= Giulio (coin) =

Currency of the papal states

The Giulio was a papal coin with a value of 2 grossi.

==History==

The name came from Pope Julius II (r. 1503-13) who had increased it in weight and intrinsic in 1504. By order of 20 July 1504 the Pope established: "Reformetur stampae monetariae pro ducatis, carlenis, bononiensis etc. Cogitetur de cunio monetae si posset reduci Urbs ad monetam papalem exclusa forensi etc.". The carleni (or carlini) were then reformed and changed their name to giuli, so as to distinguish them from the previous ones. They contained an abundant 4 grams of silver. Their value thus became one third higher than the pontifical carlino. A few years later, in 1508, the silver content had already fallen below 4 grams. In 1535 there was a further reduction to 3.65 grams. The first minting of Julius II bore the papal arms on the obverse and the saints Peter and Paul on the reverse.
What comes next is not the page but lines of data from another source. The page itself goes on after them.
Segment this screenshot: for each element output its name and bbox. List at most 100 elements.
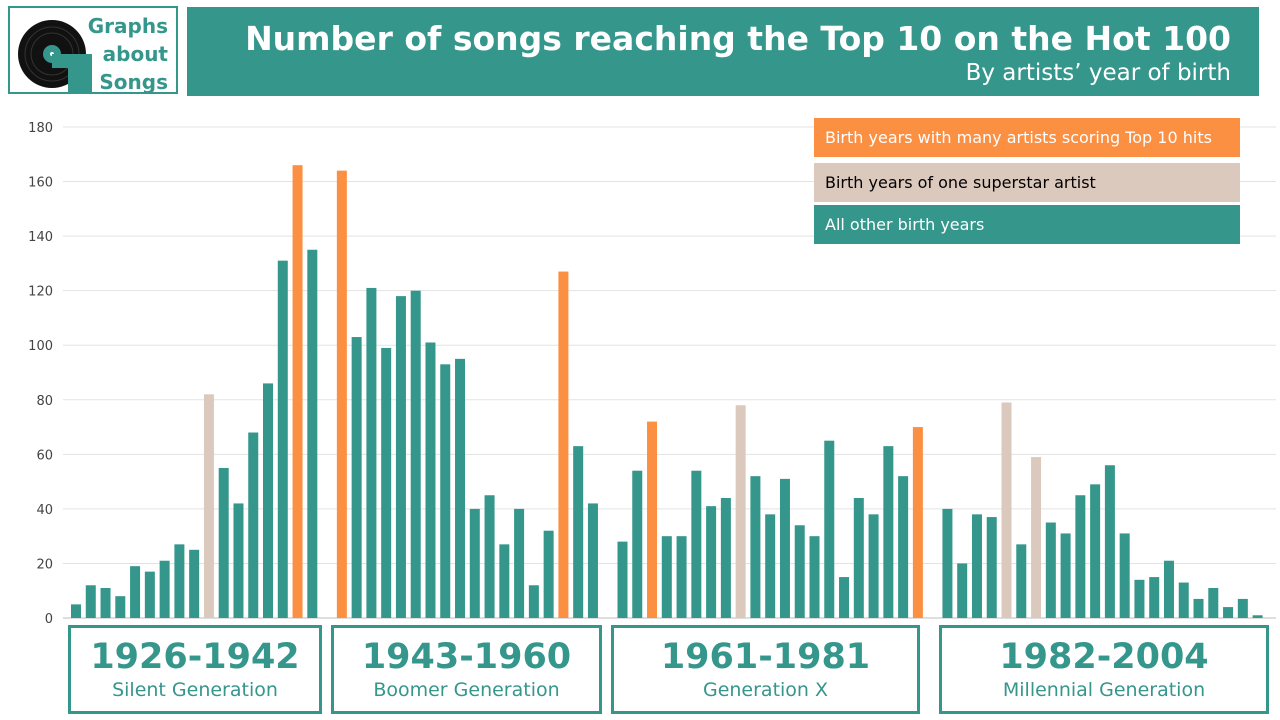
generation-box-gen-x: 1961-1981 Generation X	[611, 625, 920, 714]
logo: Graphs about Songs	[8, 6, 178, 94]
y-tick-label: 120	[28, 285, 53, 300]
bar-1957	[543, 530, 554, 618]
bar-1960	[587, 503, 598, 618]
legend-item-superstar: Birth years of one superstar artist	[814, 163, 1240, 202]
bar-1930	[130, 566, 141, 618]
logo-line-3: Songs	[99, 70, 168, 94]
bar-1977	[853, 497, 864, 618]
bar-1942	[307, 249, 318, 618]
bar-2003	[1252, 615, 1263, 618]
bar-1948	[410, 290, 421, 618]
generation-box-millennial: 1982-2004 Millennial Generation	[939, 625, 1269, 714]
bar-1986	[1001, 402, 1012, 618]
bar-1968	[720, 497, 731, 618]
bar-1981	[912, 427, 923, 618]
bar-1995	[1134, 579, 1145, 618]
bar-1989	[1045, 522, 1056, 618]
bar-1967	[706, 506, 717, 618]
vinyl-record-icon	[18, 20, 92, 94]
legend-item-many-artists: Birth years with many artists scoring To…	[814, 118, 1240, 157]
bar-1945	[366, 287, 377, 618]
bar-1994	[1119, 533, 1130, 618]
page-title: Number of songs reaching the Top 10 on t…	[245, 19, 1231, 58]
page-subtitle: By artists’ year of birth	[965, 60, 1231, 86]
bar-1929	[115, 596, 126, 618]
bar-1984	[971, 514, 982, 618]
bar-1941	[292, 165, 303, 618]
bar-1944	[351, 337, 362, 618]
bar-1999	[1193, 598, 1204, 618]
bar-1952	[469, 508, 480, 618]
bar-1964	[661, 536, 672, 618]
bar-1996	[1149, 577, 1160, 618]
bar-1998	[1178, 582, 1189, 618]
generation-years: 1926-1942	[90, 637, 300, 677]
bar-1966	[691, 470, 702, 618]
generation-years: 1943-1960	[361, 637, 572, 677]
generation-years: 1982-2004	[999, 637, 1209, 677]
generation-box-boomer: 1943-1960 Boomer Generation	[331, 625, 602, 714]
bar-1976	[839, 577, 850, 618]
bar-1940	[277, 260, 288, 618]
bar-1963	[647, 421, 658, 618]
generation-box-silent: 1926-1942 Silent Generation	[68, 625, 322, 714]
bar-1947	[395, 296, 406, 618]
bar-1931	[144, 571, 155, 618]
bar-1932	[159, 560, 170, 618]
bar-1937	[233, 503, 244, 618]
generation-years: 1961-1981	[660, 637, 871, 677]
bar-1933	[174, 544, 185, 618]
bar-1983	[957, 563, 968, 618]
bar-1991	[1075, 495, 1086, 618]
bar-1949	[425, 342, 436, 618]
bar-1997	[1163, 560, 1174, 618]
logo-line-1: Graphs	[87, 14, 168, 38]
generation-name: Boomer Generation	[373, 679, 560, 701]
bar-1958	[558, 271, 569, 618]
bar-1951	[455, 358, 466, 618]
y-tick-label: 160	[28, 176, 53, 191]
bar-1956	[528, 585, 539, 618]
bar-1970	[750, 476, 761, 618]
bar-1972	[779, 478, 790, 618]
bar-1962	[632, 470, 643, 618]
bar-1936	[218, 467, 229, 618]
bar-1992	[1090, 484, 1101, 618]
bar-1971	[765, 514, 776, 618]
bar-1961	[617, 541, 628, 618]
generation-name: Silent Generation	[112, 679, 278, 701]
bar-1946	[381, 347, 392, 618]
bar-1939	[263, 383, 274, 618]
logo-text: Graphs about Songs	[88, 12, 168, 96]
y-tick-label: 40	[36, 503, 53, 518]
y-tick-label: 180	[28, 121, 53, 136]
bar-1928	[100, 587, 111, 618]
y-tick-label: 20	[36, 557, 53, 572]
logo-line-2: about	[102, 42, 168, 66]
bar-1954	[499, 544, 510, 618]
bar-1982	[942, 508, 953, 618]
header-banner: Number of songs reaching the Top 10 on t…	[187, 7, 1259, 96]
generation-name: Millennial Generation	[1002, 679, 1206, 701]
bar-1953	[484, 495, 495, 618]
bar-1978	[868, 514, 879, 618]
bar-1959	[573, 446, 584, 618]
legend-item-other: All other birth years	[814, 205, 1240, 244]
bar-1993	[1104, 465, 1115, 618]
bar-1927	[85, 585, 96, 618]
y-tick-label: 80	[36, 394, 53, 409]
y-tick-label: 60	[36, 448, 53, 463]
bar-2000	[1208, 587, 1219, 618]
bar-1988	[1031, 457, 1042, 618]
bar-1935	[203, 394, 214, 618]
bar-1980	[898, 476, 909, 618]
bar-1943	[336, 170, 347, 618]
bar-2002	[1237, 598, 1248, 618]
bar-1926	[71, 604, 81, 618]
bar-1979	[883, 446, 894, 618]
bar-1974	[809, 536, 820, 618]
y-tick-label: 0	[45, 612, 53, 627]
y-tick-label: 140	[28, 230, 53, 245]
bar-1985	[986, 517, 997, 618]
In 1540 Paul III coined the coins with 3.85 grams of fine which took the name of paoli. The name of giulio was also used by other papal mints and some Italian ones. The papal giulio of Bologna was forged in Masserano by a Fieschi before 1597. This coin weighed only 3.4 grams.

The last coin minted with this name was the silver giulio struck by Pius VII in 1817; it weighed 2,642 g and had a title of 917/1000. It was still worth 2 grossi or 10 baiocchi. The names of paolo and giulio were in use in Rome, even when these coins were no longer in circulation, to indicate the 20 baiocchi coin.